AmbienteBrasil perguntou a Roberto Schaeffer se as conclusões da Coppe serão utilizadas como subsídio para a Política e o Plano Nacional de Combate às Mudanças Climáticas, ora em elaboração por uma equipe interministerial. Ele acredita que não, ao menos diretamente.
“Este foi apenas um primeiro estudo, que apresentou resultados importantes, mas olhando para um horizonte de tempo mais longo à frente. A Política e o Plano Nacional de Combate às Mudanças Climáticas deverá se concentrar em horizontes mais curtos de tempo”, respondeu ao portal.
“Estamos, no momento, aprofundando o estudo, começando a olhar, também, para os curto e médio prazos. Aí, sim, talvez os resultados de um novo trabalho possam fazer parte das políticas e planos do Governo”, diz Schaeffer.
Em sua avaliação, um dos maiores ganhos do estudo foi criar competência e uma nova linha de pesquisa na própria Coppe. “A partir dele, vários novos trabalhos estão surgindo, aprofundando e alargando o conhecimento em relação aos possíveis impactos das mudanças climáticas sobre os sistemas energéticos”, contabiliza.
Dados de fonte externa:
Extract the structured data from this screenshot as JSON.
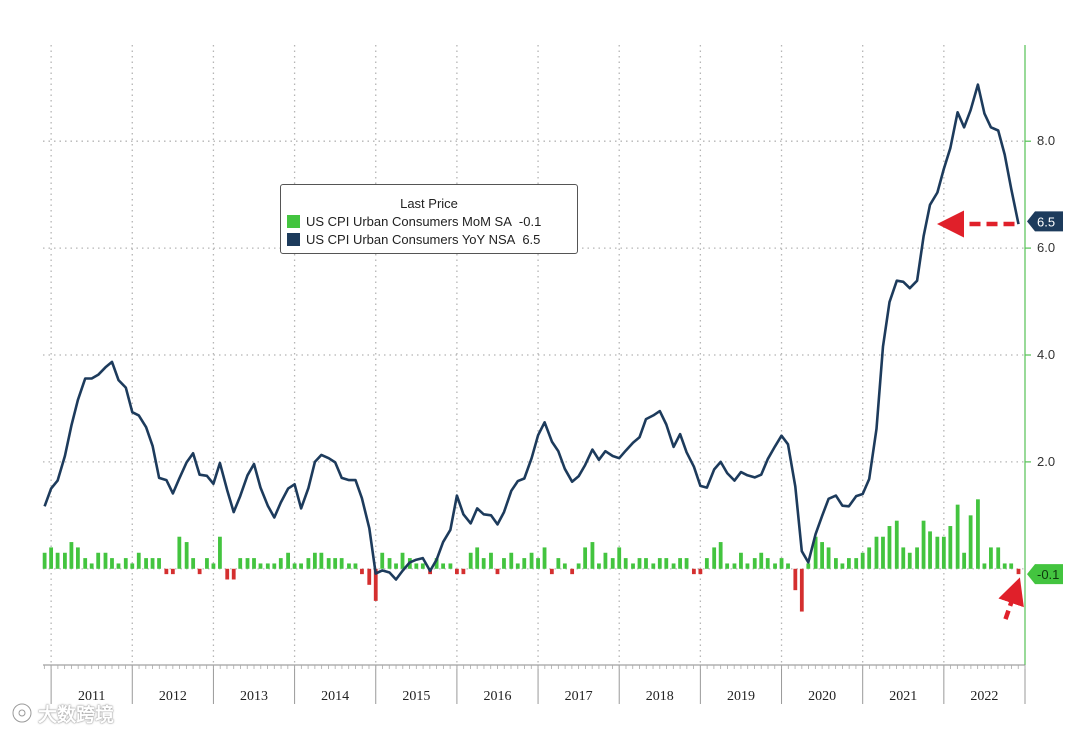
{
  "chart_data": {
    "type": "bar+line",
    "title": "",
    "legend": {
      "title": "Last Price",
      "position": "top-center",
      "entries": [
        {
          "name": "US CPI Urban Consumers MoM SA",
          "last_value": "-0.1",
          "color": "#43c43f",
          "type": "bar"
        },
        {
          "name": "US CPI Urban Consumers YoY NSA",
          "last_value": "6.5",
          "color": "#1d3b5c",
          "type": "line"
        }
      ]
    },
    "x_axis": {
      "start": 2010.9,
      "end": 2023.0,
      "year_labels": [
        "2011",
        "2012",
        "2013",
        "2014",
        "2015",
        "2016",
        "2017",
        "2018",
        "2019",
        "2020",
        "2021",
        "2022"
      ]
    },
    "y_axis": {
      "position": "right",
      "range": [
        -1.8,
        9.8
      ],
      "ticks": [
        2.0,
        4.0,
        6.0,
        8.0
      ],
      "tick_labels": [
        "2.0",
        "4.0",
        "6.0",
        "8.0"
      ],
      "grid": "dotted"
    },
    "series": [
      {
        "name": "US CPI Urban Consumers YoY NSA",
        "type": "line",
        "color": "#1d3b5c",
        "x": [
          2010.92,
          2011.0,
          2011.08,
          2011.17,
          2011.25,
          2011.33,
          2011.42,
          2011.5,
          2011.58,
          2011.67,
          2011.75,
          2011.83,
          2011.92,
          2012.0,
          2012.08,
          2012.17,
          2012.25,
          2012.33,
          2012.42,
          2012.5,
          2012.58,
          2012.67,
          2012.75,
          2012.83,
          2012.92,
          2013.0,
          2013.08,
          2013.17,
          2013.25,
          2013.33,
          2013.42,
          2013.5,
          2013.58,
          2013.67,
          2013.75,
          2013.83,
          2013.92,
          2014.0,
          2014.08,
          2014.17,
          2014.25,
          2014.33,
          2014.42,
          2014.5,
          2014.58,
          2014.67,
          2014.75,
          2014.83,
          2014.92,
          2015.0,
          2015.08,
          2015.17,
          2015.25,
          2015.33,
          2015.42,
          2015.5,
          2015.58,
          2015.67,
          2015.75,
          2015.83,
          2015.92,
          2016.0,
          2016.08,
          2016.17,
          2016.25,
          2016.33,
          2016.42,
          2016.5,
          2016.58,
          2016.67,
          2016.75,
          2016.83,
          2016.92,
          2017.0,
          2017.08,
          2017.17,
          2017.25,
          2017.33,
          2017.42,
          2017.5,
          2017.58,
          2017.67,
          2017.75,
          2017.83,
          2017.92,
          2018.0,
          2018.08,
          2018.17,
          2018.25,
          2018.33,
          2018.42,
          2018.5,
          2018.58,
          2018.67,
          2018.75,
          2018.83,
          2018.92,
          2019.0,
          2019.08,
          2019.17,
          2019.25,
          2019.33,
          2019.42,
          2019.5,
          2019.58,
          2019.67,
          2019.75,
          2019.83,
          2019.92,
          2020.0,
          2020.08,
          2020.17,
          2020.25,
          2020.33,
          2020.42,
          2020.5,
          2020.58,
          2020.67,
          2020.75,
          2020.83,
          2020.92,
          2021.0,
          2021.08,
          2021.17,
          2021.25,
          2021.33,
          2021.42,
          2021.5,
          2021.58,
          2021.67,
          2021.75,
          2021.83,
          2021.92,
          2022.0,
          2022.08,
          2022.17,
          2022.25,
          2022.33,
          2022.42,
          2022.5,
          2022.58,
          2022.67,
          2022.75,
          2022.83,
          2022.92
        ],
        "values": [
          1.17,
          1.5,
          1.65,
          2.11,
          2.68,
          3.16,
          3.56,
          3.56,
          3.63,
          3.77,
          3.87,
          3.53,
          3.39,
          2.93,
          2.87,
          2.65,
          2.3,
          1.7,
          1.66,
          1.41,
          1.69,
          1.99,
          2.16,
          1.76,
          1.74,
          1.59,
          1.98,
          1.47,
          1.06,
          1.36,
          1.75,
          1.96,
          1.52,
          1.18,
          0.96,
          1.24,
          1.5,
          1.58,
          1.13,
          1.51,
          2.0,
          2.13,
          2.07,
          1.99,
          1.7,
          1.66,
          1.66,
          1.32,
          0.76,
          -0.09,
          -0.03,
          -0.07,
          -0.2,
          -0.04,
          0.12,
          0.17,
          0.2,
          -0.04,
          0.17,
          0.5,
          0.73,
          1.37,
          1.02,
          0.85,
          1.13,
          1.02,
          1.0,
          0.83,
          1.06,
          1.46,
          1.64,
          1.69,
          2.07,
          2.5,
          2.74,
          2.38,
          2.2,
          1.87,
          1.63,
          1.73,
          1.94,
          2.23,
          2.04,
          2.2,
          2.11,
          2.07,
          2.21,
          2.36,
          2.46,
          2.8,
          2.87,
          2.95,
          2.7,
          2.28,
          2.52,
          2.18,
          1.91,
          1.55,
          1.52,
          1.86,
          2.0,
          1.79,
          1.65,
          1.81,
          1.75,
          1.71,
          1.76,
          2.05,
          2.29,
          2.49,
          2.33,
          1.54,
          0.33,
          0.12,
          0.65,
          0.99,
          1.31,
          1.37,
          1.18,
          1.17,
          1.36,
          1.4,
          1.68,
          2.62,
          4.16,
          4.99,
          5.39,
          5.37,
          5.25,
          5.39,
          6.22,
          6.81,
          7.04,
          7.48,
          7.87,
          8.54,
          8.26,
          8.58,
          9.06,
          8.52,
          8.26,
          8.2,
          7.75,
          7.11,
          6.45
        ]
      },
      {
        "name": "US CPI Urban Consumers MoM SA",
        "type": "bar",
        "color_positive": "#43c43f",
        "color_negative": "#d42f2f",
        "x": [
          2010.92,
          2011.0,
          2011.08,
          2011.17,
          2011.25,
          2011.33,
          2011.42,
          2011.5,
          2011.58,
          2011.67,
          2011.75,
          2011.83,
          2011.92,
          2012.0,
          2012.08,
          2012.17,
          2012.25,
          2012.33,
          2012.42,
          2012.5,
          2012.58,
          2012.67,
          2012.75,
          2012.83,
          2012.92,
          2013.0,
          2013.08,
          2013.17,
          2013.25,
          2013.33,
          2013.42,
          2013.5,
          2013.58,
          2013.67,
          2013.75,
          2013.83,
          2013.92,
          2014.0,
          2014.08,
          2014.17,
          2014.25,
          2014.33,
          2014.42,
          2014.5,
          2014.58,
          2014.67,
          2014.75,
          2014.83,
          2014.92,
          2015.0,
          2015.08,
          2015.17,
          2015.25,
          2015.33,
          2015.42,
          2015.5,
          2015.58,
          2015.67,
          2015.75,
          2015.83,
          2015.92,
          2016.0,
          2016.08,
          2016.17,
          2016.25,
          2016.33,
          2016.42,
          2016.5,
          2016.58,
          2016.67,
          2016.75,
          2016.83,
          2016.92,
          2017.0,
          2017.08,
          2017.17,
          2017.25,
          2017.33,
          2017.42,
          2017.5,
          2017.58,
          2017.67,
          2017.75,
          2017.83,
          2017.92,
          2018.0,
          2018.08,
          2018.17,
          2018.25,
          2018.33,
          2018.42,
          2018.5,
          2018.58,
          2018.67,
          2018.75,
          2018.83,
          2018.92,
          2019.0,
          2019.08,
          2019.17,
          2019.25,
          2019.33,
          2019.42,
          2019.5,
          2019.58,
          2019.67,
          2019.75,
          2019.83,
          2019.92,
          2020.0,
          2020.08,
          2020.17,
          2020.25,
          2020.33,
          2020.42,
          2020.5,
          2020.58,
          2020.67,
          2020.75,
          2020.83,
          2020.92,
          2021.0,
          2021.08,
          2021.17,
          2021.25,
          2021.33,
          2021.42,
          2021.5,
          2021.58,
          2021.67,
          2021.75,
          2021.83,
          2021.92,
          2022.0,
          2022.08,
          2022.17,
          2022.25,
          2022.33,
          2022.42,
          2022.5,
          2022.58,
          2022.67,
          2022.75,
          2022.83,
          2022.92
        ],
        "values": [
          0.3,
          0.4,
          0.3,
          0.3,
          0.5,
          0.4,
          0.2,
          0.1,
          0.3,
          0.3,
          0.2,
          0.1,
          0.2,
          0.1,
          0.3,
          0.2,
          0.2,
          0.2,
          -0.1,
          -0.1,
          0.6,
          0.5,
          0.2,
          -0.1,
          0.2,
          0.1,
          0.6,
          -0.2,
          -0.2,
          0.2,
          0.2,
          0.2,
          0.1,
          0.1,
          0.1,
          0.2,
          0.3,
          0.1,
          0.1,
          0.2,
          0.3,
          0.3,
          0.2,
          0.2,
          0.2,
          0.1,
          0.1,
          -0.1,
          -0.3,
          -0.6,
          0.3,
          0.2,
          0.1,
          0.3,
          0.2,
          0.1,
          0.1,
          -0.1,
          0.2,
          0.1,
          0.1,
          -0.1,
          -0.1,
          0.3,
          0.4,
          0.2,
          0.3,
          -0.1,
          0.2,
          0.3,
          0.1,
          0.2,
          0.3,
          0.2,
          0.4,
          -0.1,
          0.2,
          0.1,
          -0.1,
          0.1,
          0.4,
          0.5,
          0.1,
          0.3,
          0.2,
          0.4,
          0.2,
          0.1,
          0.2,
          0.2,
          0.1,
          0.2,
          0.2,
          0.1,
          0.2,
          0.2,
          -0.1,
          -0.1,
          0.2,
          0.4,
          0.5,
          0.1,
          0.1,
          0.3,
          0.1,
          0.2,
          0.3,
          0.2,
          0.1,
          0.2,
          0.1,
          -0.4,
          -0.8,
          0.1,
          0.6,
          0.5,
          0.4,
          0.2,
          0.1,
          0.2,
          0.2,
          0.3,
          0.4,
          0.6,
          0.6,
          0.8,
          0.9,
          0.4,
          0.3,
          0.4,
          0.9,
          0.7,
          0.6,
          0.6,
          0.8,
          1.2,
          0.3,
          1.0,
          1.3,
          0.1,
          0.4,
          0.4,
          0.1,
          0.1,
          -0.1
        ]
      }
    ],
    "last_labels": [
      {
        "series": "US CPI Urban Consumers YoY NSA",
        "text": "6.5",
        "value": 6.5,
        "color": "#1d3b5c"
      },
      {
        "series": "US CPI Urban Consumers MoM SA",
        "text": "-0.1",
        "value": -0.1,
        "color": "#43c43f"
      }
    ],
    "annotations": [
      {
        "type": "dashed-arrow",
        "color": "#e0202a",
        "points_to": "YoY last value 6.5"
      },
      {
        "type": "dashed-arrow",
        "color": "#e0202a",
        "points_to": "MoM last value -0.1"
      }
    ]
  },
  "watermark": {
    "text": "大数跨境"
  }
}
O pesquisador registra que estudos ligados às mudanças climáticas trazem ainda em seu bojo grandes incertezas. Elas estão, no entanto, mais ligadas à precisão dos números do que ao sentido geral, que aponta em uma direção clara: “as mudanças climáticas são hoje, provavelmente, o maior desafio enfrentado pelo homem. Já há certeza hoje de que o custo de se reduzir as emissões de gases de efeito estufa são muito menores do que o custo de não se enfrentar o problema rápida e eficientemente”, coloca Schaeffer.
O estudo “Mudança Climática e Segurança Energética no Brasil” contou com a participação dos pesquisadores André Frossard, Raquel Rodrigues de Souza, Bruno Soares M. C. Borba, Isabella V. L. da Costa, Amaro Pereira Júnior e Sergio Henrique F. da Cunha.